Usry sees fewer civil liberties concerns with the familial searching technique advocated by Harmon than with searching commercial databases, but he remains skeptical and urges caution. With new technology, he said, it’s often hard to predict what might happen 15 years down the line.

“This could potentially lead us further down the road of a big expansion of police authority,” Usry said. “If police are able to target entire family lines, and it could be distant relatives based on partial DNA matches, that potentially gives them the right to get DNA swabs of thousands more people.”

DNA phenotyping

Another technique that has been employed by police is called DNA phenotyping.

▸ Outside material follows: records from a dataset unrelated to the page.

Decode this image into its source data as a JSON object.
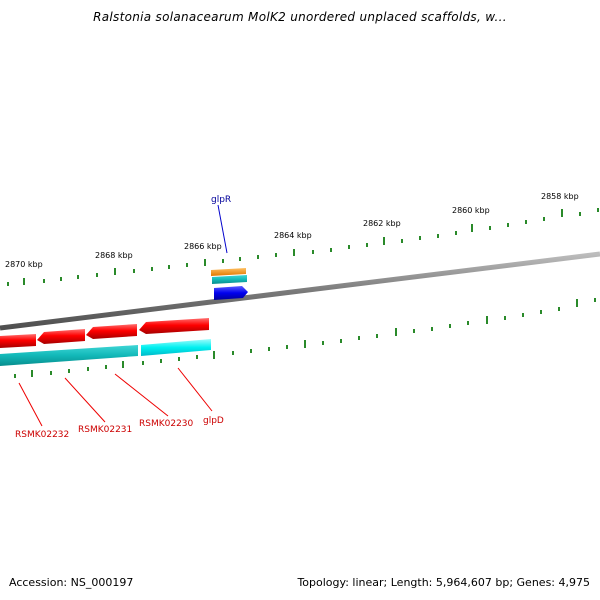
{
  "title": "Ralstonia solanacearum MolK2 unordered unplaced scaffolds, w...",
  "accession": "Accession: NS_000197",
  "summary": "Topology: linear; Length: 5,964,607 bp; Genes: 4,975",
  "scale_labels": [
    {
      "id": "2870",
      "text": "2870 kbp"
    },
    {
      "id": "2868",
      "text": "2868 kbp"
    },
    {
      "id": "2866",
      "text": "2866 kbp"
    },
    {
      "id": "2864",
      "text": "2864 kbp"
    },
    {
      "id": "2862",
      "text": "2862 kbp"
    },
    {
      "id": "2860",
      "text": "2860 kbp"
    },
    {
      "id": "2858",
      "text": "2858 kbp"
    }
  ],
  "genes": [
    {
      "id": "glpR",
      "label": "glpR",
      "color": "#00009a"
    },
    {
      "id": "RSMK02232",
      "label": "RSMK02232",
      "color": "#cc0000"
    },
    {
      "id": "RSMK02231",
      "label": "RSMK02231",
      "color": "#cc0000"
    },
    {
      "id": "RSMK02230",
      "label": "RSMK02230",
      "color": "#cc0000"
    },
    {
      "id": "glpD",
      "label": "glpD",
      "color": "#cc0000"
    }
  ],
  "colors": {
    "backbone": "#8a8a8a",
    "ticks": "#2a8a2a",
    "cds_red": "#ff0000",
    "cds_cyan": "#00e0e0",
    "cds_blue": "#0000ff",
    "cds_orange": "#ff8800"
  }
}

The phenotyping technique, which has been employed by the IFPD, was developed by Parabon Nanolabs. Parabon uses DNA samples to produce a sketch of what the donor could look like. Parabon representatives did not return a phone call seeking comment by press time.

It’s a very new technique, and its scientific merits remain controversial.

But for a cold case such as the Dodge murder, what’s really needed are new leads, McBride said. Hopefully, the sketch can generate ones that are promising.

McBride said the department first plans to pursue leads generated by the sketch internally — for example, by checking to see whether any suspects they had examined in the past resemble the sketch. If no major leads turn up that way, McBride said the sketch will be released to the public, possibly within the next two weeks.

McBride said the department is bracing for what might happen after the photo is released. They are working on setting up a call center. They aren’t sure whether they will be fielding primarily local calls or whether calls may start pouring in from all over the country. There are a limited number of detectives, and they have day-to-day work to complete in addition to work on the Dodge case.

But McBride promised the IFPD would spare neither time nor expense to find the killer.